(WORT)–Before Donald Trump even made his first presidential primary campaign appearance in Janesville, Wisconsin Tuesday, activists were already protesting the GOP candidate’s presence here.
Some 60 people gathered Monday night at Janesville’s Holiday Inn Express to participate in a sit-in that organizers say was part of an escalating campaign to pressure the venue to cancel the Trump rally scheduled for Tuesday afternoon. Janesville police arrested 6 activists and charged them with disorderly conduct and trespassing, a misdemeanor, holding them on $550 bail each for about 6 hours.
Among those arrested was Z! Haukeness of Madison, who says more confrontational actions are necessary to prevent Trump from inciting further violence against peaceful protesters, immigrants, and Muslims.
“This is a time when we need to rise to the escalation Trump has created,” Haukeness said.
“The [disruptive] tactics we used yesterday are very mild in comparison to the actual violence Trump is promoting,” they added.
The somewhat reluctant spokesperson for Tuesday afternoon’s legally-permitted protest was Janesville native Nichole Mittness.
Last week Mittness created a Facebook event calling on her neighbors to protest Trump’s visit to her hometown. She says she was surprised by the range of responses.
“[I was] surprised by the outpouring of support from the community,” Mittness said, “but also by the threats that were being made by Trump supporters on the page, including death threats to some of us.”
By 11 am hundreds of people had formed a line to enter the 1000-person occupancy Conference Center at the Holiday Inn. By 1 pm, the crowd of protesters had grown to several hundred people as well.
The two groups were separated by a kind of demilitarized zone set up by police using snow fences. From time to time, people exchanged insults and engaged each other in debate across the fence while down the street, a line of vendors sold pro-Trump buttons and t-shirts reading “Trump 2016: Finally Someone with Balls” and “Bomb the Hell Out of Isis.”
Leslie and David Bell traveled from Libertyville, Illinois to hear Trump speak.
Bell says Trump is the only person capable of addressing the country’s economic crisis, the root cause of which he believes is immigration and population growth.

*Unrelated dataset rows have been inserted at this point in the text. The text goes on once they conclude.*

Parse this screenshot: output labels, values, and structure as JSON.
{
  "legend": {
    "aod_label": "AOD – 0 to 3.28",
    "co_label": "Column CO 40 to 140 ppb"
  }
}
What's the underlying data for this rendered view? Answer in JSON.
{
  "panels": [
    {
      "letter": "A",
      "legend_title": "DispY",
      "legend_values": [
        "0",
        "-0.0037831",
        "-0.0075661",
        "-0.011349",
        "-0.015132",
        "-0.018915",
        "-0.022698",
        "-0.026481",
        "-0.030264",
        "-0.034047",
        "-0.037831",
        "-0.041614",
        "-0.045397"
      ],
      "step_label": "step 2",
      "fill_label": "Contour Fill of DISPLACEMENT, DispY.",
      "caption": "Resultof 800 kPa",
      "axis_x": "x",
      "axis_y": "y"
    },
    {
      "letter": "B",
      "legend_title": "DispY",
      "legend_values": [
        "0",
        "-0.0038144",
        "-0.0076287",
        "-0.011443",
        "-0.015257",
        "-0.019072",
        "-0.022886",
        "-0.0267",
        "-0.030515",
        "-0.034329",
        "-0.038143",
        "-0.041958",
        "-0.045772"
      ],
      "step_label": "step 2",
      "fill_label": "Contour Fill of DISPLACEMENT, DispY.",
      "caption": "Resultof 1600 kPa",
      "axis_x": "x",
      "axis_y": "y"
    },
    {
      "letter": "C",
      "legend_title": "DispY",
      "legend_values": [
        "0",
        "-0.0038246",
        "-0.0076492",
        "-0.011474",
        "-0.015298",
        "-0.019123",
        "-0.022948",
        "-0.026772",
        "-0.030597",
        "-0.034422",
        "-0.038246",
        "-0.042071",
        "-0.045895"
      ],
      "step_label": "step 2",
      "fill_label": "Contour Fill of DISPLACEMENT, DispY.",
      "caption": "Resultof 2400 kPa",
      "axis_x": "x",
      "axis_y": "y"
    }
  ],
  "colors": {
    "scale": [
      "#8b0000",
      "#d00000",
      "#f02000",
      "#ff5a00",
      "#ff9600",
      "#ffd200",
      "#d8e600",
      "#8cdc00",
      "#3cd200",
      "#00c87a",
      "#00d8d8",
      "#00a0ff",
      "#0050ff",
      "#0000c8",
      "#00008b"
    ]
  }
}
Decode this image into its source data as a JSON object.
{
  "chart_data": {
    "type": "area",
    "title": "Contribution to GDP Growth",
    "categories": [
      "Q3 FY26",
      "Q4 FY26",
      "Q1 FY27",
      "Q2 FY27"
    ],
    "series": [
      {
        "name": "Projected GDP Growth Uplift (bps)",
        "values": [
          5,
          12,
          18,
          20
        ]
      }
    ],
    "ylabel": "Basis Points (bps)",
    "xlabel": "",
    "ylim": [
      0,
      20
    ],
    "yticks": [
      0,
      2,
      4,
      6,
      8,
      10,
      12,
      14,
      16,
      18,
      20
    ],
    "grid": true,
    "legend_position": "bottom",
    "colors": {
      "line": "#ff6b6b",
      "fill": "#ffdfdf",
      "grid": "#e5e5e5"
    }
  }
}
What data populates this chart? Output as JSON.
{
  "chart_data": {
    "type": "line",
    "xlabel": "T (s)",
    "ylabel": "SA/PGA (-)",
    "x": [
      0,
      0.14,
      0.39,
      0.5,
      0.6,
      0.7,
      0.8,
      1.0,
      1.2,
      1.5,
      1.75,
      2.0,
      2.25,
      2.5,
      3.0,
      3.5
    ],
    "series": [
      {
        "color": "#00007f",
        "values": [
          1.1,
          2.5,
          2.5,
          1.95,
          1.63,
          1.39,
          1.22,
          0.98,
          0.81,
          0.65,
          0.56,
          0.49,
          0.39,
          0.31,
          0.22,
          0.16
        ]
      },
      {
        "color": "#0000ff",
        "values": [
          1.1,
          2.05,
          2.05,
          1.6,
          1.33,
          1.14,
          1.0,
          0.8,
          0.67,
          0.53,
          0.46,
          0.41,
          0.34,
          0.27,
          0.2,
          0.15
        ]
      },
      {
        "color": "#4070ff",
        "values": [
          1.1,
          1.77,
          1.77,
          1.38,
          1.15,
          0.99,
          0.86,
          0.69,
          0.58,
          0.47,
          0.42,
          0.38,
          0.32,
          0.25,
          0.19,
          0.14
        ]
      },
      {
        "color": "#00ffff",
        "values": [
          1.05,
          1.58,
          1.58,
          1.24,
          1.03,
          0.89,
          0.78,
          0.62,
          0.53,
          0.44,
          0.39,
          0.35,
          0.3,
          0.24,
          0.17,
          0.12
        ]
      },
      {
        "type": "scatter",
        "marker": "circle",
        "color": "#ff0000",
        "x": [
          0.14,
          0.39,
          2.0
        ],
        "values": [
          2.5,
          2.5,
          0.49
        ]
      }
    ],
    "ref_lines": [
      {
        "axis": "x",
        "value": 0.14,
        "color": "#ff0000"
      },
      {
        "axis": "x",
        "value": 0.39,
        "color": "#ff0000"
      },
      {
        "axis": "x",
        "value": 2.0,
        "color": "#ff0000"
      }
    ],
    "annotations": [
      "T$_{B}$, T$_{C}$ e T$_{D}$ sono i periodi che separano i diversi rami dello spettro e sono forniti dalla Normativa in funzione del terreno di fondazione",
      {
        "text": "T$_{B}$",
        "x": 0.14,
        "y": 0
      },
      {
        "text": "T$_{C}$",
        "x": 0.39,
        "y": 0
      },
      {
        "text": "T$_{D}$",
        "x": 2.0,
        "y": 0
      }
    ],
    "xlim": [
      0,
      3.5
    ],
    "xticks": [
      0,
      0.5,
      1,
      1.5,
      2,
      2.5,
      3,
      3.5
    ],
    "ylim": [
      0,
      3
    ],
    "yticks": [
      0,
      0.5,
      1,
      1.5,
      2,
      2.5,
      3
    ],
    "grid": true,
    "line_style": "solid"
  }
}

“For every job there’s three people in line… and the new liberal Left wants to expand illegal immigration,” Bell said.
“People are just fed up with politics as usual, not just from liberals, but from establishment GOP. You have just as many open-border, cheap-labor Republicans like Jeb Bush and… Paul Ryan… and that’s Trump’s appeal.”
Leslie says the Democratic and Republican party establishments have left voters with no other choice but Trump.
“What’s the difference between the Democrats and the Republicans? What choice do we have? It’s Trump,” she said.
Many at today’s rally said they had tried to hear Trump speak in Chicago on March 11th, and were upset that massive protests on the University of Illinois-Chicago campus caused his campaign to cancel that event.
Even among protesters, there is some disagreement about whether and when to embrace disruptive tactics.
Evan Miles, a student at Beloit College protesting Trump, says he defends the first amendment rights of Trump supporters. For him, the peaceful co-existence of today’s rally and counter-rally are the epitome of the democratic process.
“We are exercising our constitutional right so we can make sure that a man who we personally believe spreads hate and bigotry cannot become president,” Miles said, adding “but they are here because they believe this man can help and this is the epitome of the American election process, at its finest.”
Z! Haukeness has a much less rosy view of the political process unfolding in Janesville. They say that Trump’s rhetoric amounts to hate speech not protected by the First Amendment to the Constitution.
“The hate speech that he is using is promoting violence, and it’s very dangerous to the protesters who are going into the rallies, especially people of color,” Haukeness said.
“He’s saying, if you beat somebody up, I will pay for your legal fees. He’s ratcheting up that violence against people within his rallies and it’s spreading to people out in the community,” Haukeness said, citing a recent triple homicide of a Puerto Rican man and a Hmong couple in Milwaukee that many believe should be prosecuted as a hate crime.
Trump delivered his speech in Janesville Tuesday afternoon without incident. Afterwards, he headed to Milwaukee to participate in a GOP town hall hosted by CNN.